Dec09 KembelNotes Kembel Notes
From OpenWetWare
Jump to navigationJump to search
Aaron Darling
Phylogenetic cobinning
- Illumina GAII can generate huge quantities of data for cheap - but they are short 80bp reads
- We want to place these reads on a reference phylogeny i.e. with pplacer
- Deep sequencing means multiple reads can come from the same organisms
- We may want to group together these similar sequences from the same/similar organisms and place them as a group onto the reference phylogeny
- Model linkage - a model of of partitioning all reads into sets that are linked (can be thought of as coming from same organism). Place these linked reads onto the reference phylogeny as a single leaf.

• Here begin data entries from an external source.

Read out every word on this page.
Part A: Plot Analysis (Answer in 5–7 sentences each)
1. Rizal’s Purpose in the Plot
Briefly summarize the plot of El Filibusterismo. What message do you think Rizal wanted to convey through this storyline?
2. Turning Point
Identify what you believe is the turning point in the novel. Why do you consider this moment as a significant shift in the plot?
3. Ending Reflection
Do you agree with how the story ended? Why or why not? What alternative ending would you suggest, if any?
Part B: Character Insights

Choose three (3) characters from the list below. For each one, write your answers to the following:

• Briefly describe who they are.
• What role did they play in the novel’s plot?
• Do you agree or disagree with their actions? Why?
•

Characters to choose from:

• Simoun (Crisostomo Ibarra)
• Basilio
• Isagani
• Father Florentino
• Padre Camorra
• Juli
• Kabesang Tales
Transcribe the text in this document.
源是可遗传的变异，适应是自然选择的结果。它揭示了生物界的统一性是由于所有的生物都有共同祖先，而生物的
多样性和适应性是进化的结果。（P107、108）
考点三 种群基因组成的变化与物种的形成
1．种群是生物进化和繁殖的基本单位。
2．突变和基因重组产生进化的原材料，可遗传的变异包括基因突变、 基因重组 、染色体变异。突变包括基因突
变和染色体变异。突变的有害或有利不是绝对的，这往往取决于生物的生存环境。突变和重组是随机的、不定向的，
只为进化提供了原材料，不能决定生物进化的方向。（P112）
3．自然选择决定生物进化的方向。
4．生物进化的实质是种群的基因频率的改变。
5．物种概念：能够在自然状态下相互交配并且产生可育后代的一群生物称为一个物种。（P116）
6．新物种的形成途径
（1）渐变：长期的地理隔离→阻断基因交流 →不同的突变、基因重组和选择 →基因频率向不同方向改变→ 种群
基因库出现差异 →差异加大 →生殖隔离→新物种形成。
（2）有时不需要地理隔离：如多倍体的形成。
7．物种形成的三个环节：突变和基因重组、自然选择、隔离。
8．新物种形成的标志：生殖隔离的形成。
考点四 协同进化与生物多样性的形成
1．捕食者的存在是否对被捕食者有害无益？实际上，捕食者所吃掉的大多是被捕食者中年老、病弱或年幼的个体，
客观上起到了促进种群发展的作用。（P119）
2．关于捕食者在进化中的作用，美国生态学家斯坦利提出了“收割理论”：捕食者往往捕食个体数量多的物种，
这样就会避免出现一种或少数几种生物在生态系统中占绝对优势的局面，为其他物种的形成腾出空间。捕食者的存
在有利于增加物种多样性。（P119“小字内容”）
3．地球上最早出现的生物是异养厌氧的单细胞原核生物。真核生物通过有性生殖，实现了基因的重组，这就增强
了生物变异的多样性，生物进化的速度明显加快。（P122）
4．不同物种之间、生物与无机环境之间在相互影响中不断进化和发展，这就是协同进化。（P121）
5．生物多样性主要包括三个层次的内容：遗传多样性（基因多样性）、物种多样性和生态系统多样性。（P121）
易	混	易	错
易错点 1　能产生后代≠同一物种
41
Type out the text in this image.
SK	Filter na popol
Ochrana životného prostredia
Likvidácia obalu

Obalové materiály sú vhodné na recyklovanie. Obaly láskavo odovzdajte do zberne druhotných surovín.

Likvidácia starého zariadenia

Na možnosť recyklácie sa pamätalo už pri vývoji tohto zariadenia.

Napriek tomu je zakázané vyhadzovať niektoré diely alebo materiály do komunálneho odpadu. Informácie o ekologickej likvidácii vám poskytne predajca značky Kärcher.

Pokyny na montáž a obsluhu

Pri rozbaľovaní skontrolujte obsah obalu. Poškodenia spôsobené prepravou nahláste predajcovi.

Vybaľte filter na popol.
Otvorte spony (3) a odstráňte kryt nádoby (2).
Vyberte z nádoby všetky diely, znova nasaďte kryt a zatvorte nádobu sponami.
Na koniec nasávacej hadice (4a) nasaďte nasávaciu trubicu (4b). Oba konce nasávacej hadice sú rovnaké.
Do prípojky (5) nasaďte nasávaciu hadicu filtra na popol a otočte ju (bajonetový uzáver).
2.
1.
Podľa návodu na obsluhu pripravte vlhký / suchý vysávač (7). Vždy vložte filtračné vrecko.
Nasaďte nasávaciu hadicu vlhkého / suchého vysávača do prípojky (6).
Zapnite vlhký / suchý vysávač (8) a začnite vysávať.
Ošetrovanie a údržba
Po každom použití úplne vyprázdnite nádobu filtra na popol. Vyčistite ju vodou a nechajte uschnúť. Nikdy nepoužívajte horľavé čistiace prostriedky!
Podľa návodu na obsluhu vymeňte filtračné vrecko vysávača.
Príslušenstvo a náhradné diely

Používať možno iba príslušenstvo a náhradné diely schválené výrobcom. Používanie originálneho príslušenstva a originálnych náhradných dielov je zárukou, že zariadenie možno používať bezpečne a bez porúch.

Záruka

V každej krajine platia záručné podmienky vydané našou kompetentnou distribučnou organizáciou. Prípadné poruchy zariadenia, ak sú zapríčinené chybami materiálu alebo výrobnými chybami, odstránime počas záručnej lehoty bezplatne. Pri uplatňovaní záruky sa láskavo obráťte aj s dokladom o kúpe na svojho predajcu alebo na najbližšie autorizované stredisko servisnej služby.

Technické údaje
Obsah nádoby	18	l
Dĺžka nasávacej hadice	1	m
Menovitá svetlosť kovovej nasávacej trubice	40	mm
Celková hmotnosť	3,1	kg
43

- Evaluate likelihood of different ways of partitioning set of all reads into linkage groups. Model linkage group size as coming from a gamma distribution, estimate parameters of the distribution with likelihood, figure out most likely way to cobin reads into linkage groups.
- Overall this approach allows the reads to share phylogenetic information among one another which can improve overall phylogenetic signal and improve placement of reads in a phylogenetic context
- Discussion points
- Not yet implemented
- Will require massive compute power - GSoC project using graphics card parallel computing may help
- What about reads with no similarity to known genomes? Can we use paired ends?
- Difference in rates of evolution
- Lateral gene transfer
- What does a linkage group mean - is it a 'species' or 'OTU'?
- Other sources of linkage information available?
- Will any of this matter with PacBio sequencing technology?
Data sets and metadata
- Should we set up a MySQL database that everyone can use to store, share and subset data?
- This will make it easier to make sure that people are working from the same version of data
- We will encourage people to provide metadata for all the data in the database
- Look into EML and metadata standards from NCEAS (ecoinformatics.org)
- Especially important for sharing code - we are probably reinventing the wheel
- Let's share scripts on iSEEM SVN - currently they mostly live on genbeo.
- Document script names and descriptions on the wiki here.
Informatics issues / jobs
- IT issues
- Guillaume will be point man for issues related to genbeo/cluster use
- Data / databases
- Scripts / tools / software
- Task tracking / management / jobs / working
- CAMERA
- Guillaume will be point man for CAMERA interactions
- Developing
- Wiki
- We need to update the public wiki page on OpenWetWare - someone (Guillaume?) fix this, contact OWW
- Fine to start migrating content from private -> public
- We all need to be updating the wiki on a regular basis with a summary of what we've been doing, with enough detail that someone can figure out what you've been doing and eliminate duplication of effort
- Citeulike
- Please share papers you're reading on citeulike - either in your own library or in the iseem group
- There's a bookmarklet and a way to post stuff from google reader to citeulike
- Please share papers you're reading on citeulike - either in your own library or in the iseem group
- Communication system
- Email list? Online forum? Gmail group?
- Software packages and locales
- Let's set up a shared /bin directory on genbeo
Specific data requests
- Josh
- OTUs - from rRNA - from ocean PCR and metagenomic data
- OPFs from metagenomic data
- James
- OTUs filtered by narrower taxonomic range (e.g. families)
- OTUs from both metagenomic and additional ocean PCR data
- Sam
- Protein families
- alignments, trees from metagenomic data for those families
- Simulations
- Generating and analyzing trees from simulated data
- Protein families
- Tom
- All vs. all clustering of protein sequences from whole genome data
- Build the families
- All vs. all clustering of protein sequences from whole genome data
- Dongying
- Merge families from different phyla
- MySQL database of relationships between taxonomy and sequences (map JGI <-> MicrobeDB?)
- Install HMMER3 in centralized location
- Get consensus sequences for HMM profiles to group HMMs/families into clusters
- Merge families from different phyla
- Morgan
- All vs. all BLASTs
- Access to many metagenomic data sets with metadata (grab from CAMERA)?
- Steve
- Alignments of metagenomic reads to more gene families (using AMPHORA?)
- For GOS data set
- Additional marker gene families from Dongying
- Additional markers for different taxonomic groups (archaea, Actinos, etc.)
- Alignments of metagenomic reads to more gene families (using AMPHORA?)